Unfortunately, Allink has no account at Banco Do Brasil, as they do not do any business over it or with Marihna Mercante directly. So I accompanied Anderson over to Banco Do Brasil where we spoke to someone who seemed like he knew what he was talking about (he had a suit on!). It turns out that you cannot just show up with cash and have them pay it into the Mahrina Mercante account. As noted above, payment is only accepted from an account at Banco Do Brasil! Ok, so lets create an account for me. Not so fast grasshopper! According to this person, it is not possible for me to have an account as I am not a resident of Brasil! Everyone got that. I have to pay, but I can't!
Great, now we have to find someone who has an account at Banco Do Brasil and try and pay this over them. After some more conversations back and forth, and contacting some more associates we got the contact information for a Customs Broker. So later in the afternoon I head over there with Claudio who by now must be wondering if it simpler to shoot me or himself to get rid of this problem.
The customs broker was very friendly and helpful, and the story will continue tomorrow with them trying to sort this out. As they have more experience with issues of this type, both Claudio and I think that this will be the best solution. It will of course cost a little, but as the only thing they need to help with is getting Marihna Mercante off my back, it shouldn't be too bad.
One thing that really helped was the fact that they had helped a couple of British bikers who came through last year, so they seem to have experience with exactly my type of case. Can't wait to find out how the story turns out, how about you?

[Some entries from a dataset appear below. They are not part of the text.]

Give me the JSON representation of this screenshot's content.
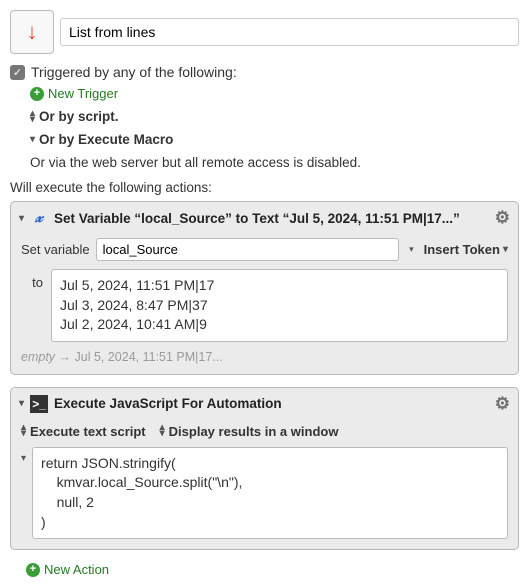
{
  "header": {
    "title_value": "List from lines"
  },
  "triggers": {
    "header": "Triggered by any of the following:",
    "new_trigger": "New Trigger",
    "by_script": "Or by script.",
    "by_execute_macro": "Or by Execute Macro",
    "web_server": "Or via the web server but all remote access is disabled."
  },
  "actions_header": "Will execute the following actions:",
  "action_setvar": {
    "title": "Set Variable “local_Source” to Text “Jul 5, 2024, 11:51 PM|17...”",
    "setvar_label": "Set variable",
    "var_name": "local_Source",
    "insert_token": "Insert Token",
    "to_label": "to",
    "text_value": "Jul 5, 2024, 11:51 PM|17\nJul 3, 2024, 8:47 PM|37\nJul 2, 2024, 10:41 AM|9",
    "empty_preview_prefix": "empty",
    "empty_preview_rest": " → Jul 5, 2024, 11:51 PM|17..."
  },
  "action_js": {
    "title": "Execute JavaScript For Automation",
    "exec_script": "Execute text script",
    "display_results": "Display results in a window",
    "code": "return JSON.stringify(\n    kmvar.local_Source.split(\"\\n\"),\n    null, 2\n)"
  },
  "new_action": "New Action"
}
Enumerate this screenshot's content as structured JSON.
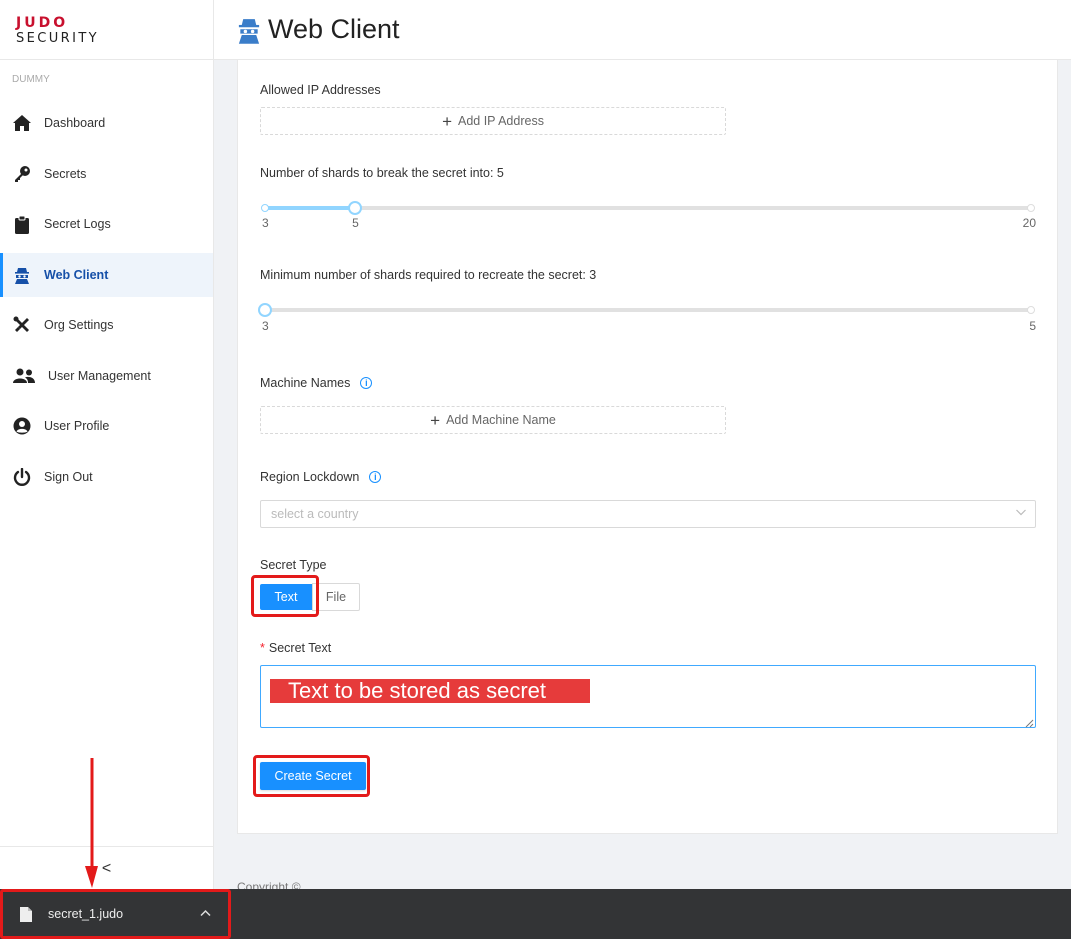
{
  "brand": {
    "line1": "JUDO",
    "line2": "SECURITY"
  },
  "sidebar": {
    "org": "DUMMY",
    "items": [
      {
        "label": "Dashboard",
        "icon": "home-icon"
      },
      {
        "label": "Secrets",
        "icon": "key-icon"
      },
      {
        "label": "Secret Logs",
        "icon": "clipboard-icon"
      },
      {
        "label": "Web Client",
        "icon": "spy-icon",
        "active": true
      },
      {
        "label": "Org Settings",
        "icon": "tools-icon"
      },
      {
        "label": "User Management",
        "icon": "users-icon"
      },
      {
        "label": "User Profile",
        "icon": "user-circle-icon"
      },
      {
        "label": "Sign Out",
        "icon": "power-icon"
      }
    ],
    "collapse": "<"
  },
  "header": {
    "title": "Web Client",
    "icon": "spy-icon"
  },
  "form": {
    "allowed_ip": {
      "label": "Allowed IP Addresses",
      "button": "Add IP Address"
    },
    "shards": {
      "label": "Number of shards to break the secret into: 5",
      "min": 3,
      "max": 20,
      "value": 5,
      "tick_min": "3",
      "tick_value": "5",
      "tick_max": "20"
    },
    "min_shards": {
      "label": "Minimum number of shards required to recreate the secret: 3",
      "min": 3,
      "max": 5,
      "value": 3,
      "tick_min": "3",
      "tick_max": "5"
    },
    "machine_names": {
      "label": "Machine Names",
      "button": "Add Machine Name"
    },
    "region": {
      "label": "Region Lockdown",
      "placeholder": "select a country"
    },
    "secret_type": {
      "label": "Secret Type",
      "options": [
        "Text",
        "File"
      ],
      "selected": "Text"
    },
    "secret_text": {
      "required_mark": "*",
      "label": "Secret Text",
      "value": ""
    },
    "create_button": "Create Secret"
  },
  "annotation": {
    "overlay_text": "Text to be stored as secret",
    "color": "#e31a1a"
  },
  "footer": {
    "copyright": "Copyright ©"
  },
  "download_bar": {
    "filename": "secret_1.judo"
  },
  "colors": {
    "primary": "#1890ff",
    "active_nav": "#1650a8",
    "brand_red": "#c8102e"
  }
}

Technorati Tags: , , , , , ,

Wednesday, August 08, 2007

Not on my X-mas card list: Marinha Mercante

Ok troopers, another couple of days have come and gone, and it is official. I am not going to put the DMM (Department Marinha Mercante) on my christmas card list. These guys keep coming up with ways to rain on my parade. By the way these guys are the people who collect the taxes and duties on imports (probably exports also).
Yesterday was a pretty successful day. I got my passport translated, and with this document got my Brazilian Tax number, even though there was an error in the translation. Apparently, the expiry date of 2013, translated to 3013 in Portuguese. Go figure.
So today, the wonderful people at Allink went to Marinha Mercante and tried getting my shipment taken care of. No dice. They insist that I have to pay duty on my vehicle.
Hey guys, I am a tourist, just traveling through. How about, it is used for professional purposes? I am not importing anything, everything will be leaving... No dice. Everything was tried. The problem is that they do not have a procedure for handling a case such as mine. Therefore, no amount of argument is going to help. Not to mention that up to now these are the only people who have no interested in even trying to be helpful.
There is a way to get around this duty issue, and that would be by find a Brazilian sponsor, someone who guarantees that I leave the country with my bike. Hey come on guys, even a customs basket case like, Egypt, Syria, or Turkmenistan had no problem with me coming and going, and Brazil is supposed to be a rising star around here.
To be honest I just find the whole thing funny. If I were to come overland, none of these things would be an issue, same action, same result, but a totally different case, so the ladies at Marinha Mercante hide behind their "rules".
Ok, we carry on. At the moment, I am being told that the duty will be 5% of the shipping cost. A figure that is palatable. The problem is that I doubt that will be the end of it. It is too simple, and way, way too low for a duty. Normally these countries levy charges anywhere from 30% to 200% of the value the item in question as import duties. The reason is a protectionist governmental policy. I am not complaining, if it really is only 5%, I will accept it and carry on. I am not happy about it, but I can (have to) accept it. But is that really all??
Not to say I told you so, but I told you so. As soon as I got my tax number, someone wants to load it with debt...
Want some more good news. They don't take cash! It has to be by bank transfer, and I don't even want to know what that will cost or how much trouble that will be for me. So Allink to the rescue again (I hope). If I am lucky, they will take care of the payment, and I will pay them in cash. Tomorrow I will find out if this will work, so stay tuned. This is Brazil, who knows what can happen next. All I am waiting for now, is being told, that since I have imported my bike, I have to get it registered here... Who knows, it could happen!!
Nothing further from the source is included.